The suspicion that Corporate America was beginning to struggle came not after a huge stock market plunge, but after a trip to the grocery store I took some years ago.
Going down the condiments aisle, I feasted my eyes on two new niche products: a jar of peanut butter with jelly already mixed in and a bottle of green ketchup.
I scoffed and shook my head and thought to myself that companies must be racking their brains to come up with profitable products.
Those curiosities sat on shelves without selling for a long, long time, as I recall, but they weren't even the worst idea that ever came out.
My biggest marketing pet peeve ever was a single-serving box of cereal that was touted in commercials as being super-easy to serve and eat.
The tack that the obviously desperate ad people took to promote this bad idea involved showing a man having to harvest his own wheat from a field with a scythe in order to have a morning meal.
As if it's so difficult to tip a big box of cereal over a bowl and add milk. Nobody bought the marketing campaign or the item.
Now that all the viable ideas have been exploited, I would recommend to the corporate world that they look inward for improvement.
Instead of striking out into the realm of the outlandish, companies need work on the “consumability” of their products.
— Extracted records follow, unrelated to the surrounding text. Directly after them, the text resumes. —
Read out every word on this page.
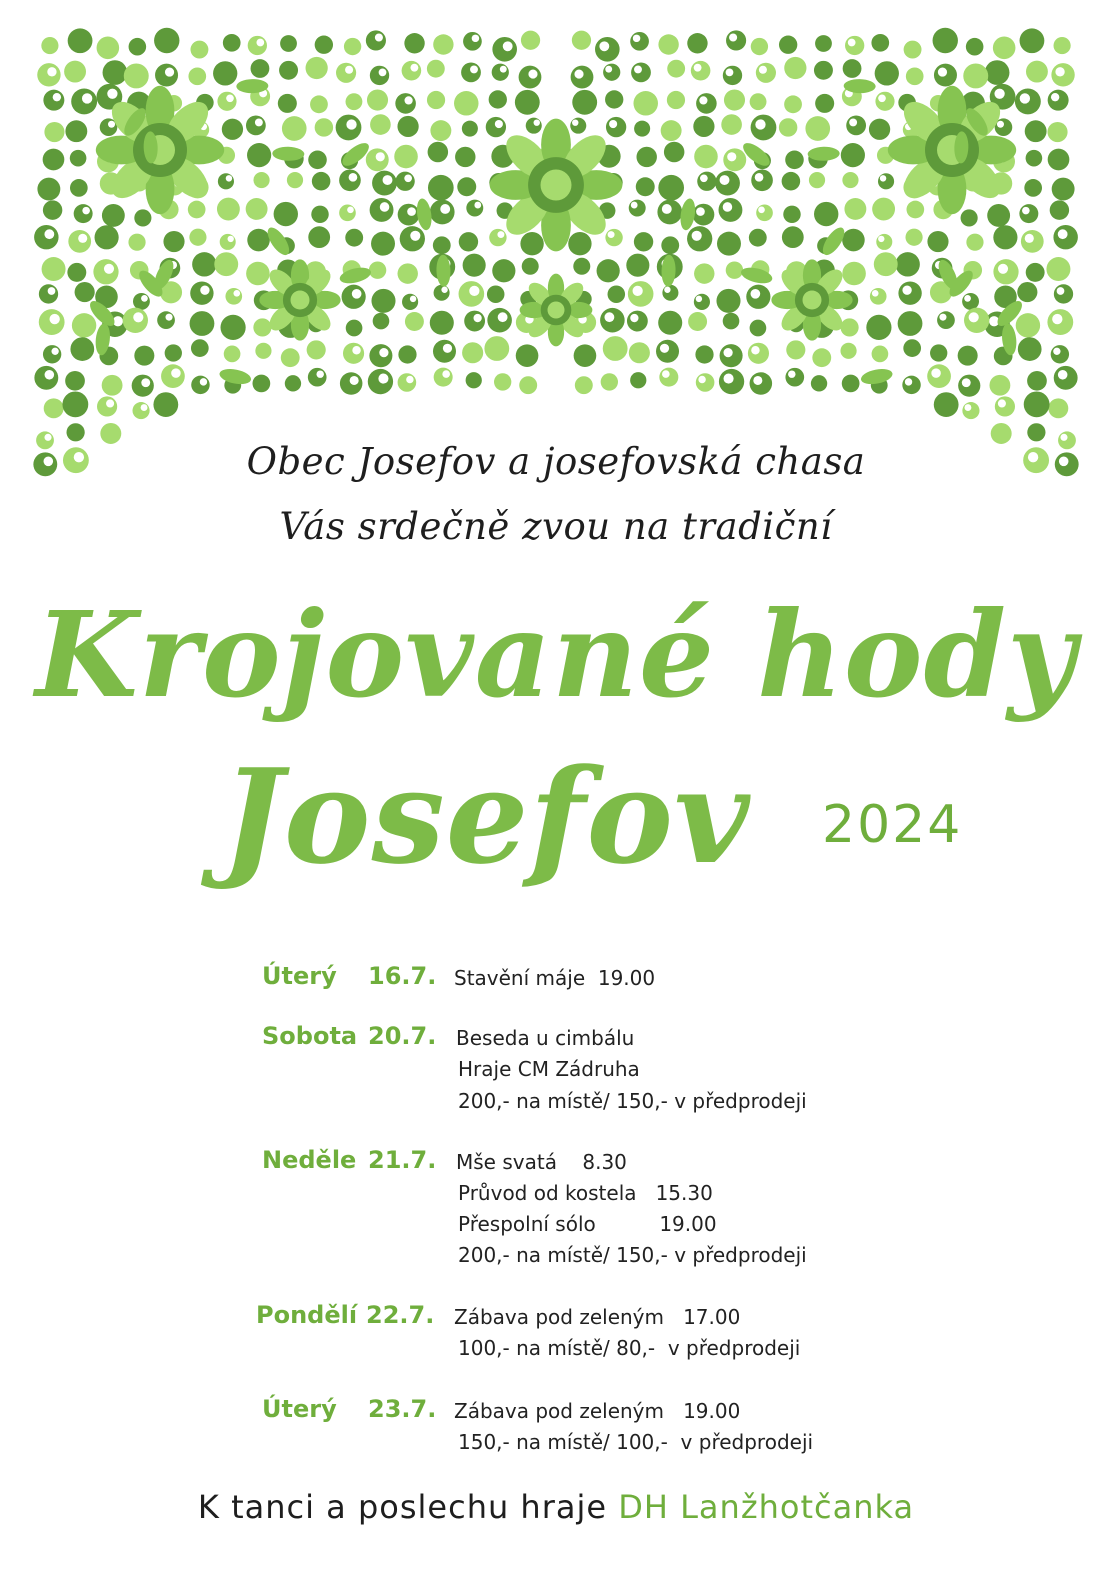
Obec Josefov a josefovská chasa
Vás srdečně zvou na tradiční
Krojované hody
Josefov	2024
Úterý 16.7. Stavění máje  19.00
Sobota 20.7. Beseda u cimbálu
Hraje CM Zádruha
200,- na místě/ 150,- v předprodeji
Neděle 21.7. Mše svatá    8.30
Průvod od kostela   15.30
Přespolní sólo          19.00
200,- na místě/ 150,- v předprodeji
Pondělí 22.7. Zábava pod zeleným   17.00
100,- na místě/ 80,-  v předprodeji
Úterý 23.7. Zábava pod zeleným   19.00
150,- na místě/ 100,-  v předprodeji
K tanci a poslechu hraje DH Lanžhotčanka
Unpopular items that languish on shelves forever help no one — and they certainly won't help companies grow their bottom lines.
Think of all the resources, time and energy that went into those ridiculous products.
The one redeeming value of green ketchup is that the bottle it came in was probably recyclable.
Not so for other more popular items like yogurt and pudding cups or plastic wrap or grocery bags or meat and deli packaging or cottage cheese containers.
It's time that businesses reassess their assembly lines, finished products and corporate culture and become better resource stewards to help make their products more consumer- and earth-friendly.
Some suggestions:
• End single servings and supersize packaging.
Instead of putting pudding into all those small unrecyclable containers, just make one bigger container with the same amount of stuff in it.
Let moms everywhere spoon out a serving of dessert onto a bowl or into a reusable container that goes in a lunchbox.
While each bottle in a soft drink six-pack can be processed into something new, the packaging that holds them together cannot.
One big package will eliminate that waste.
• Put all food products in recyclable containers.
To enhance the benefits and avoid the negative impact of the aforementioned pudding cups, make sure that all of those larger sized containers come in No. 1- and No. 2-type plastics, the only two of seven kinds that consistently can go to recycling — if the consumer puts them in the right place!
Many times eggs will come in a plastic foam kind of container, even though the cardboard kind works just as well AND can be recycled.
• Research and develop.
If you can't find the correct fit for your product in terms of packaging, support research and development to find alternatives.
The need for more biodegradable packaging, which you can throw on your compost pile, comes to mind.
• Back recycling programs with corporate spending.
The more companies buy recycled material to make products out of, the more economical it will be and the more it will encourage.
Consumers can help, of course.
One way is by boycotting those things that can't be reused.
I've stopped buying food storage baggies because of their single-use nature. Just about everything that gets stored in my refrigerator goes into reusable containers made for that very purpose.
With the rising tide of green-awareness, corporations stand to gain free publicity and attention and more sales, I would argue, by reducing the impact of packaging.
There’s no value in creating a useless product that there’s no demand for, that a corporation will have to spend millions of marketing dollars on to try to persuade the public that they’ve “got to have one.”
By helping consumers allay concerns about the waste they create, that’s the way to profitability.